Uma pesquisa liderada pela Fundação Oswaldo Cruz (Fiocruz) dá mais um passo para confirmar a segurança da vacinação de macacos contra a febre amarela. O procedimento está em estudo desde a epidemia que dizimou populações de primatas pelo país entre 2017 e 2019.
Segundo os cientistas, a medida pode ser uma estratégia importante para preservar espécies ameaçadas de extinção e proteger a biodiversidade. Além disso, tem o potencial de reduzir a transmissão silvestre da doença, desacelerando a expansão de surtos.
Considerando que a vacina da febre amarela é produzida a partir de um vírus “vivo” atenuado (que não causa doença), os pesquisadores realizaram testes para verificar se os mosquitos poderiam se infectar com o vírus vacinal após picar macacos vacinados.
“Analisamos quase 700 mosquitos, de diferentes espécies silvestres e ainda incluímos o Aedes aegypti. Nenhum se infectou após picar os macacos vacinados. Esses dados sugerem que a chance de haver transmissão descontrolada do vírus da vacina da febre amarela na natureza é muito baixa ou nula”, afirma o coordenador da pesquisa e pesquisador do Laboratório de Mosquitos Transmissores de Hematozoários do IOC, Ricardo Lourenço de Oliveira.
Publicados na revista científica ‘Viruses’, os resultados reforçam que a vacinação de primatas, cativos ou de vida livre, contra a febre amarela é uma estratégia de saúde pública segura.
A pesquisa foi realizada pelo Instituto Oswaldo Cruz (IOC/Fiocruz) em parceria com o Instituto de Tecnologia em Imunobiológicos (Bio-Manguinhos/Fiocruz) e o Centro de Primatologia do Rio de Janeiro (CPRJ), ligado ao Instituto Estadual do Ambiente (Inea).
“Era importante observar como o vírus vacinal se comporta em mosquitos silvestres que picam macacos na fase virêmica da vacina [quando há circulação do vírus vacinal no sangue]. O resultado mostra que, realmente, o vírus vacinal não chega à glândula salivar dos mosquitos”, comenta o assessor científico de Bio-Manguinhos e autor da pesquisa, Marcos Freire.

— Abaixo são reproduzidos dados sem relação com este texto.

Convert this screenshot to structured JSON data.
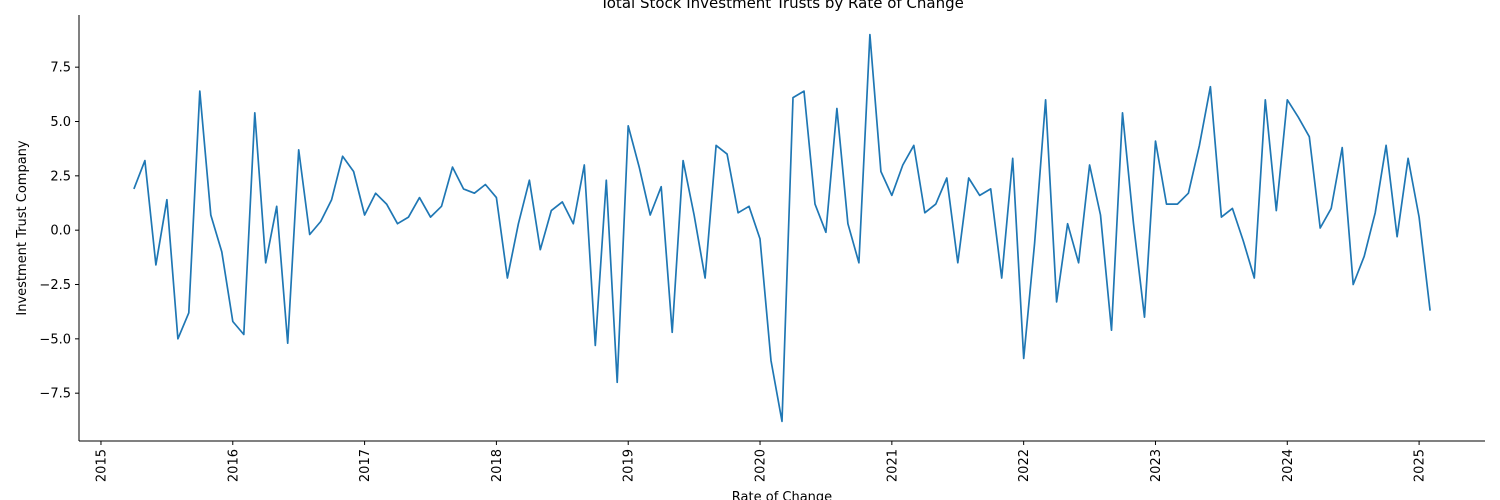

“Esse resultado complementa e valida ainda mais as respostas que temos observado nos ensaios sobre a vacinação de primatas”, completa o diretor do CPRJ e também autor do estudo, Alcides Pissinatti.
Investigação necessária
Os estudos sobre a vacinação de macacos começaram em meio à epidemia de febre amarela que ocorreu entre 2017 e 2019. O surto alcançou o litoral do Sudeste, atingindo áreas onde a doença não era registrada há cerca de 80 anos.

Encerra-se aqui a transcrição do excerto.